On the other hand, it is impossible for us to have a fair picture of how we live, while we live it. We can only compare it to how it was before and how we wish it could be. But both of these are mere biased perceptions and speculations. We have no idea how some society 100 years from now will perceive how we live now, just like the slaves in ancient Rome couldn’t even have words to comprehend our lifestyle today. I watch movies about ancient times where heroes chant “freedom” for everyone with a smirk.
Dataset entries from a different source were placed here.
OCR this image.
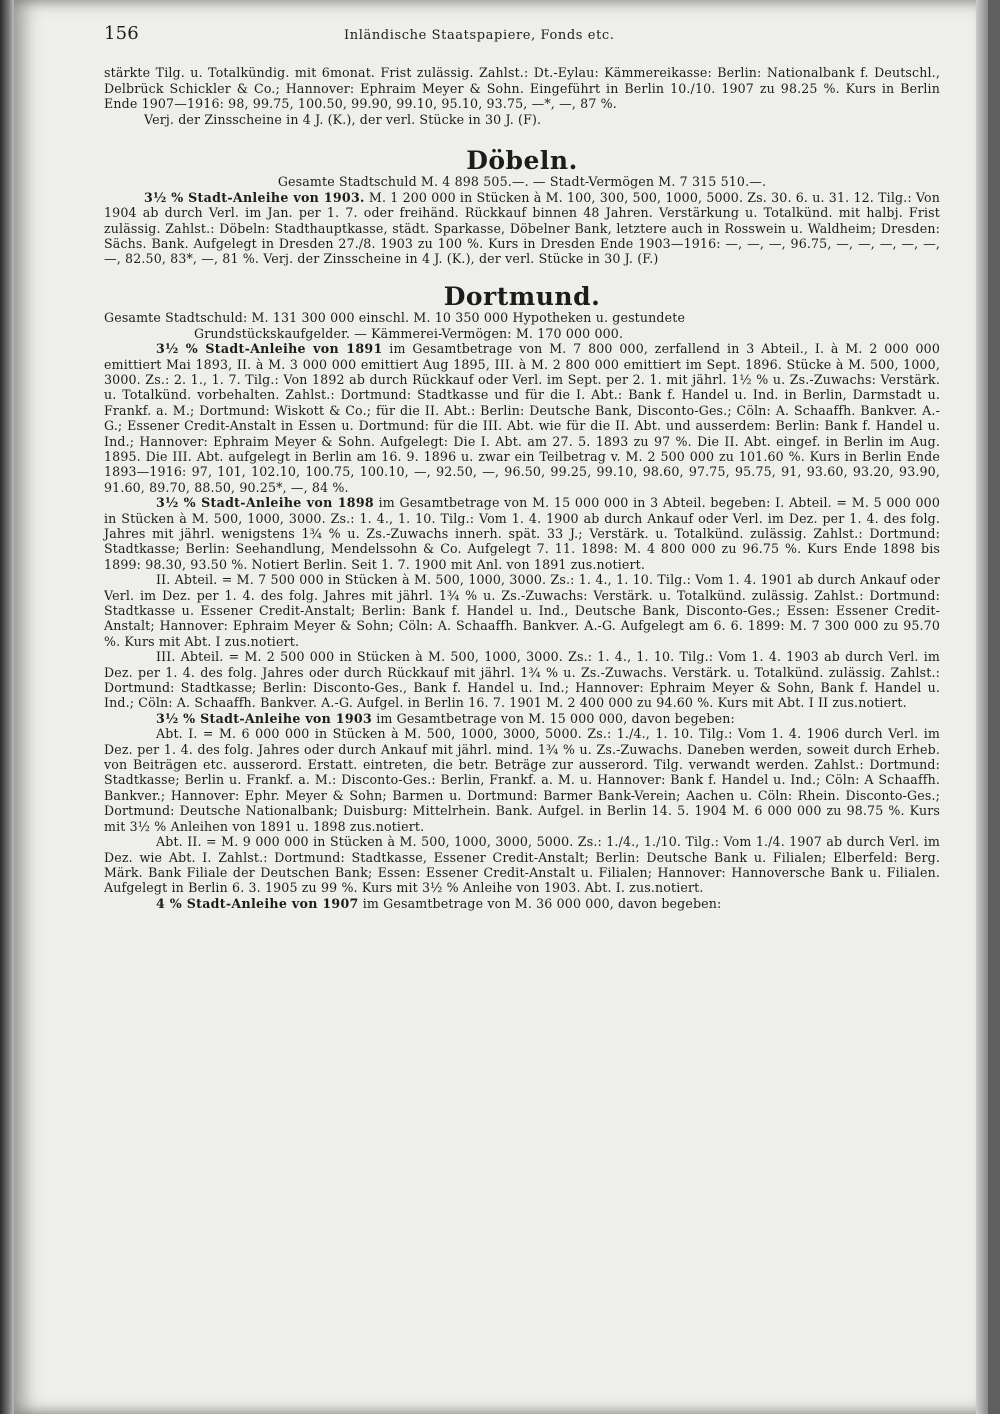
156	Inländische Staatspapiere, Fonds etc.

stärkte Tilg. u. Totalkündig. mit 6monat. Frist zulässig. Zahlst.: Dt.-Eylau: Kämmereikasse: Berlin: Nationalbank f. Deutschl., Delbrück Schickler & Co.; Hannover: Ephraim Meyer & Sohn. Eingeführt in Berlin 10./10. 1907 zu 98.25 %. Kurs in Berlin Ende 1907—1916: 98, 99.75, 100.50, 99.90, 99.10, 95.10, 93.75, —*, —, 87 %.

Verj. der Zinsscheine in 4 J. (K.), der verl. Stücke in 30 J. (F).

Döbeln.

Gesamte Stadtschuld M. 4 898 505.—. — Stadt-Vermögen M. 7 315 510.—.

3½ % Stadt-Anleihe von 1903. M. 1 200 000 in Stücken à M. 100, 300, 500, 1000, 5000. Zs. 30. 6. u. 31. 12. Tilg.: Von 1904 ab durch Verl. im Jan. per 1. 7. oder freihänd. Rückkauf binnen 48 Jahren. Verstärkung u. Totalkünd. mit halbj. Frist zulässig. Zahlst.: Döbeln: Stadthauptkasse, städt. Sparkasse, Döbelner Bank, letztere auch in Rosswein u. Waldheim; Dresden: Sächs. Bank. Aufgelegt in Dresden 27./8. 1903 zu 100 %. Kurs in Dresden Ende 1903—1916: —, —, —, 96.75, —, —, —, —, —, —, 82.50, 83*, —, 81 %. Verj. der Zinsscheine in 4 J. (K.), der verl. Stücke in 30 J. (F.)

Dortmund.

Gesamte Stadtschuld: M. 131 300 000 einschl. M. 10 350 000 Hypotheken u. gestundete
Grundstückskaufgelder. — Kämmerei-Vermögen: M. 170 000 000.

3½ % Stadt-Anleihe von 1891 im Gesamtbetrage von M. 7 800 000, zerfallend in 3 Abteil., I. à M. 2 000 000 emittiert Mai 1893, II. à M. 3 000 000 emittiert Aug 1895, III. à M. 2 800 000 emittiert im Sept. 1896. Stücke à M. 500, 1000, 3000. Zs.: 2. 1., 1. 7. Tilg.: Von 1892 ab durch Rückkauf oder Verl. im Sept. per 2. 1. mit jährl. 1½ % u. Zs.-Zuwachs: Verstärk. u. Totalkünd. vorbehalten. Zahlst.: Dortmund: Stadtkasse und für die I. Abt.: Bank f. Handel u. Ind. in Berlin, Darmstadt u. Frankf. a. M.; Dortmund: Wiskott & Co.; für die II. Abt.: Berlin: Deutsche Bank, Disconto-Ges.; Cöln: A. Schaaffh. Bankver. A.-G.; Essener Credit-Anstalt in Essen u. Dortmund: für die III. Abt. wie für die II. Abt. und ausserdem: Berlin: Bank f. Handel u. Ind.; Hannover: Ephraim Meyer & Sohn. Aufgelegt: Die I. Abt. am 27. 5. 1893 zu 97 %. Die II. Abt. eingef. in Berlin im Aug. 1895. Die III. Abt. aufgelegt in Berlin am 16. 9. 1896 u. zwar ein Teilbetrag v. M. 2 500 000 zu 101.60 %. Kurs in Berlin Ende 1893—1916: 97, 101, 102.10, 100.75, 100.10, —, 92.50, —, 96.50, 99.25, 99.10, 98.60, 97.75, 95.75, 91, 93.60, 93.20, 93.90, 91.60, 89.70, 88.50, 90.25*, —, 84 %.

3½ % Stadt-Anleihe von 1898 im Gesamtbetrage von M. 15 000 000 in 3 Abteil. begeben: I. Abteil. = M. 5 000 000 in Stücken à M. 500, 1000, 3000. Zs.: 1. 4., 1. 10. Tilg.: Vom 1. 4. 1900 ab durch Ankauf oder Verl. im Dez. per 1. 4. des folg. Jahres mit jährl. wenigstens 1¾ % u. Zs.-Zuwachs innerh. spät. 33 J.; Verstärk. u. Totalkünd. zulässig. Zahlst.: Dortmund: Stadtkasse; Berlin: Seehandlung, Mendelssohn & Co. Aufgelegt 7. 11. 1898: M. 4 800 000 zu 96.75 %. Kurs Ende 1898 bis 1899: 98.30, 93.50 %. Notiert Berlin. Seit 1. 7. 1900 mit Anl. von 1891 zus.notiert.

II. Abteil. = M. 7 500 000 in Stücken à M. 500, 1000, 3000. Zs.: 1. 4., 1. 10. Tilg.: Vom 1. 4. 1901 ab durch Ankauf oder Verl. im Dez. per 1. 4. des folg. Jahres mit jährl. 1¾ % u. Zs.-Zuwachs: Verstärk. u. Totalkünd. zulässig. Zahlst.: Dortmund: Stadtkasse u. Essener Credit-Anstalt; Berlin: Bank f. Handel u. Ind., Deutsche Bank, Disconto-Ges.; Essen: Essener Credit-Anstalt; Hannover: Ephraim Meyer & Sohn; Cöln: A. Schaaffh. Bankver. A.-G. Aufgelegt am 6. 6. 1899: M. 7 300 000 zu 95.70 %. Kurs mit Abt. I zus.notiert.

III. Abteil. = M. 2 500 000 in Stücken à M. 500, 1000, 3000. Zs.: 1. 4., 1. 10. Tilg.: Vom 1. 4. 1903 ab durch Verl. im Dez. per 1. 4. des folg. Jahres oder durch Rückkauf mit jährl. 1¾ % u. Zs.-Zuwachs. Verstärk. u. Totalkünd. zulässig. Zahlst.: Dortmund: Stadtkasse; Berlin: Disconto-Ges., Bank f. Handel u. Ind.; Hannover: Ephraim Meyer & Sohn, Bank f. Handel u. Ind.; Cöln: A. Schaaffh. Bankver. A.-G. Aufgel. in Berlin 16. 7. 1901 M. 2 400 000 zu 94.60 %. Kurs mit Abt. I II zus.notiert.

3½ % Stadt-Anleihe von 1903 im Gesamtbetrage von M. 15 000 000, davon begeben:

Abt. I. = M. 6 000 000 in Stücken à M. 500, 1000, 3000, 5000. Zs.: 1./4., 1. 10. Tilg.: Vom 1. 4. 1906 durch Verl. im Dez. per 1. 4. des folg. Jahres oder durch Ankauf mit jährl. mind. 1¾ % u. Zs.-Zuwachs. Daneben werden, soweit durch Erheb. von Beiträgen etc. ausserord. Erstatt. eintreten, die betr. Beträge zur ausserord. Tilg. verwandt werden. Zahlst.: Dortmund: Stadtkasse; Berlin u. Frankf. a. M.: Disconto-Ges.: Berlin, Frankf. a. M. u. Hannover: Bank f. Handel u. Ind.; Cöln: A Schaaffh. Bankver.; Hannover: Ephr. Meyer & Sohn; Barmen u. Dortmund: Barmer Bank-Verein; Aachen u. Cöln: Rhein. Disconto-Ges.; Dortmund: Deutsche Nationalbank; Duisburg: Mittelrhein. Bank. Aufgel. in Berlin 14. 5. 1904 M. 6 000 000 zu 98.75 %. Kurs mit 3½ % Anleihen von 1891 u. 1898 zus.notiert.

Abt. II. = M. 9 000 000 in Stücken à M. 500, 1000, 3000, 5000. Zs.: 1./4., 1./10. Tilg.: Vom 1./4. 1907 ab durch Verl. im Dez. wie Abt. I. Zahlst.: Dortmund: Stadtkasse, Essener Credit-Anstalt; Berlin: Deutsche Bank u. Filialen; Elberfeld: Berg. Märk. Bank Filiale der Deutschen Bank; Essen: Essener Credit-Anstalt u. Filialen; Hannover: Hannoversche Bank u. Filialen. Aufgelegt in Berlin 6. 3. 1905 zu 99 %. Kurs mit 3½ % Anleihe von 1903. Abt. I. zus.notiert.

4 % Stadt-Anleihe von 1907 im Gesamtbetrage von M. 36 000 000, davon begeben:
RMT: 9) Your website culpainnata.com mentions that you are already working on a second book called Chaos Rising. A trailer from 2009 concerning the game Culpa Innata 2 also refers to it as Chaos Rising. However the significant difference between the final of the first book compared with the final of the first game has puzzled many of your numerous fans. How do you intend to marry all this together, or how do you intend to develop the story in both the second book and the second game? Will the second instalment take place in the Rogue States, are they about to rise from their ashes as some sort of solution to the New World Order?
BB: They are called the Rogue States, not Phoenix :) So, no, they are not about to rise from their ashes. As the trailer of Culpa 2 (the game) implies, part of the second instalment takes place in Russia. And about marrying the book and the game... Right now I'm working on book 2 and after that will come book 3 (a really dark book). Game projects are possible, and depending on circumstances, I can even remake game 1. Everything is possible, depending on fan reaction... As Phoenix would say: “We shall see!”